Sul luogo si ergeva una colonna con la sua statua e intorno si diceva nascessero fiori il cui odore risanava gli infermi. Davanti alla statua era stata imbandita la mensa coperta di idoli; ad Alessandro fu rivolta l'ennesima richiesta di sacrificare agli dei pagani, pena la morte. Seguì l'ennesimo fermo rifiuto. La fine, attesa, sperata, salvifica era giunta: Alessandro chiese dell'acqua ai circostanti, si lavò le mani, s'inginocchiò e pregò, infine ringraziò Dio e reclinò il capo offrendolo al boia. Era il 26 agosto del 303 d.c. A trovare il suo corpo, dopo qualche giorno, fu la nobile Grata, che raccolse pietosa il capo reciso adagiandolo tra le sue vesti. La tradizione racconta che infuriata per l'assassinio del giusto distrusse la colonna di Crotacio ed insieme ogni segno di idolatria.

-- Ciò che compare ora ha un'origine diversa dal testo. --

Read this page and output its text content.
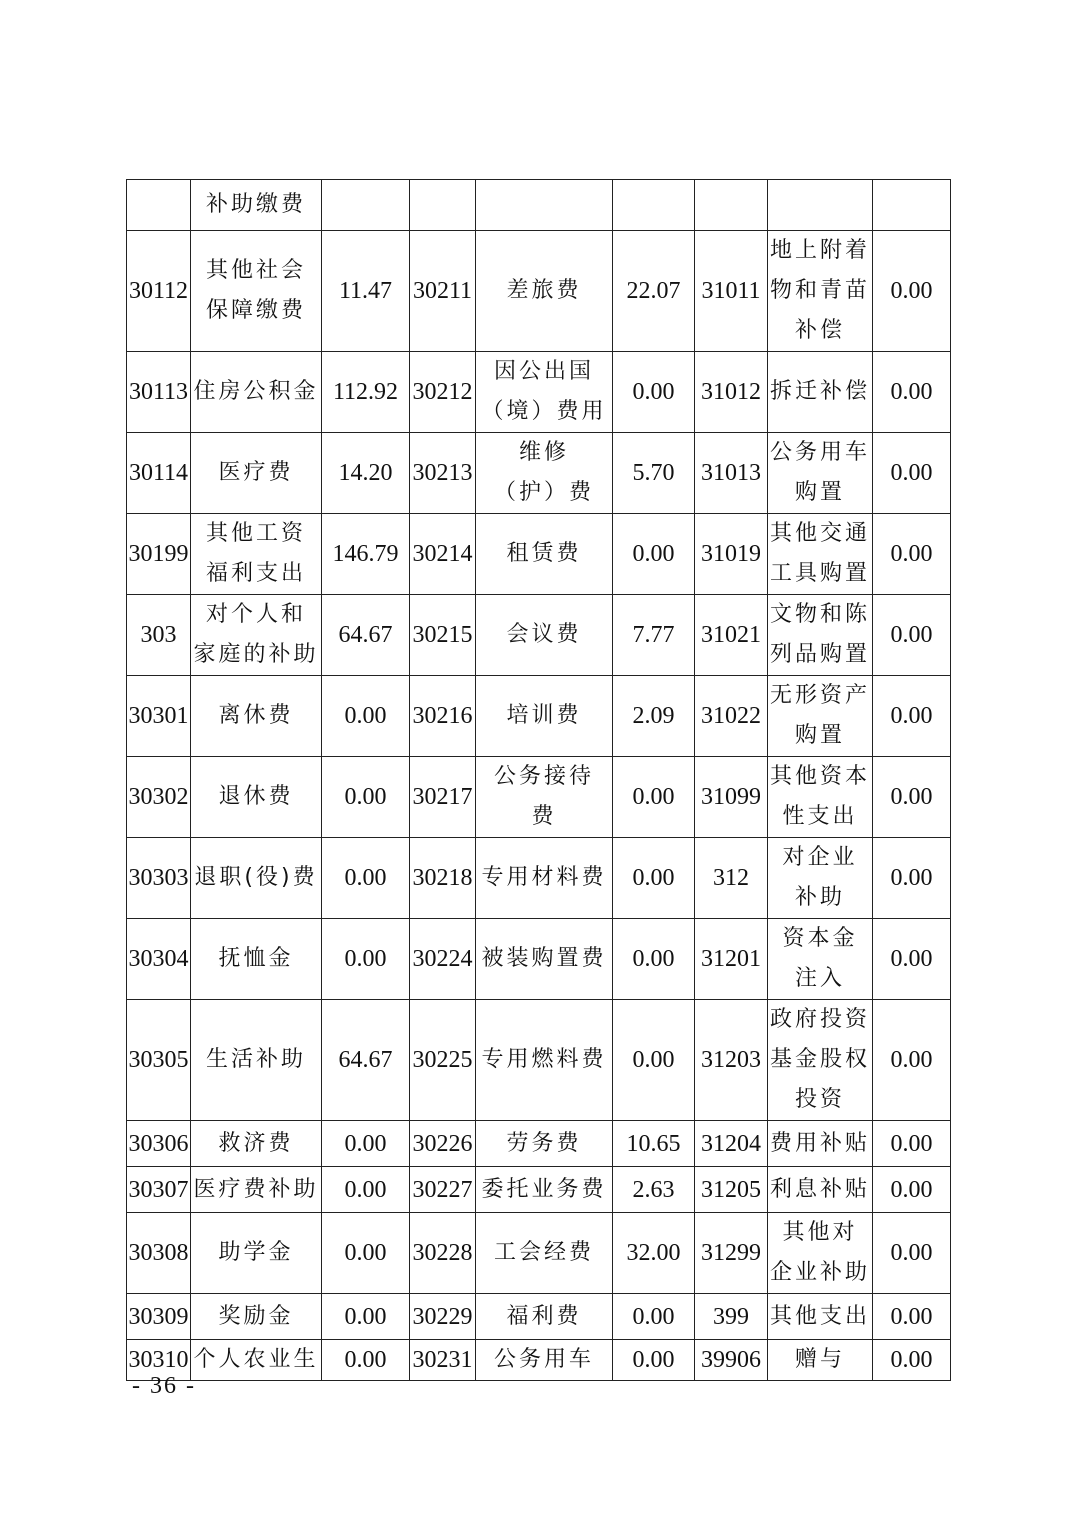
	补助缴费							
30112	其他社会
保障缴费	11.47	30211	差旅费	22.07	31011	地上附着
物和青苗
补偿	0.00
30113	住房公积金	112.92	30212	因公出国
（境）费用	0.00	31012	拆迁补偿	0.00
30114	医疗费	14.20	30213	维修
（护）费	5.70	31013	公务用车
购置	0.00
30199	其他工资
福利支出	146.79	30214	租赁费	0.00	31019	其他交通
工具购置	0.00
303	对个人和
家庭的补助	64.67	30215	会议费	7.77	31021	文物和陈
列品购置	0.00
30301	离休费	0.00	30216	培训费	2.09	31022	无形资产
购置	0.00
30302	退休费	0.00	30217	公务接待
费	0.00	31099	其他资本
性支出	0.00
30303	退职(役)费	0.00	30218	专用材料费	0.00	312	对企业
补助	0.00
30304	抚恤金	0.00	30224	被装购置费	0.00	31201	资本金
注入	0.00
30305	生活补助	64.67	30225	专用燃料费	0.00	31203	政府投资
基金股权
投资	0.00
30306	救济费	0.00	30226	劳务费	10.65	31204	费用补贴	0.00
30307	医疗费补助	0.00	30227	委托业务费	2.63	31205	利息补贴	0.00
30308	助学金	0.00	30228	工会经费	32.00	31299	其他对
企业补助	0.00
30309	奖励金	0.00	30229	福利费	0.00	399	其他支出	0.00
30310	个人农业生	0.00	30231	公务用车	0.00	39906	赠与	0.00
- 36 -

Al suo posto fece costruire una chiesa detta di S. Alessandro “in Colonna”. Con la compagna Esteria e con i suoi servi volle dare sepoltura al martire in un suo podere posto sull'alto dei colli, fuori le mura della città. La strada era faticosa e impervia, il mesto corteo aggirò la salita attraversando il prato disteso ai piedi di Città Alta, dirigendosi verso est. Fermatosi il gruppo a un crocevia, per darsi il cambio, videro stillare dal capo mozzato del martire gocce di prezioso sangue che si trasformavano in fiori al contatto colla terra.

Quel luogo prese il nome di Borgo della Mutazione, volgarmente detto Mugazzone, e Grata vi costruì una chiesa detta di S. Alessandro della Croce Giunti al podere disteso tra le vigne, all'inizio di Borgo Canale, la nobile Grata dette sepoltura ai resti del Santo là dove fu eretta la basilica a lui intitolata. Da quel momento il glorioso martire Alessandro risplendette come una lucerna sopra un candelabro e coi suoi miracoli illuminò il popolo bergamasco.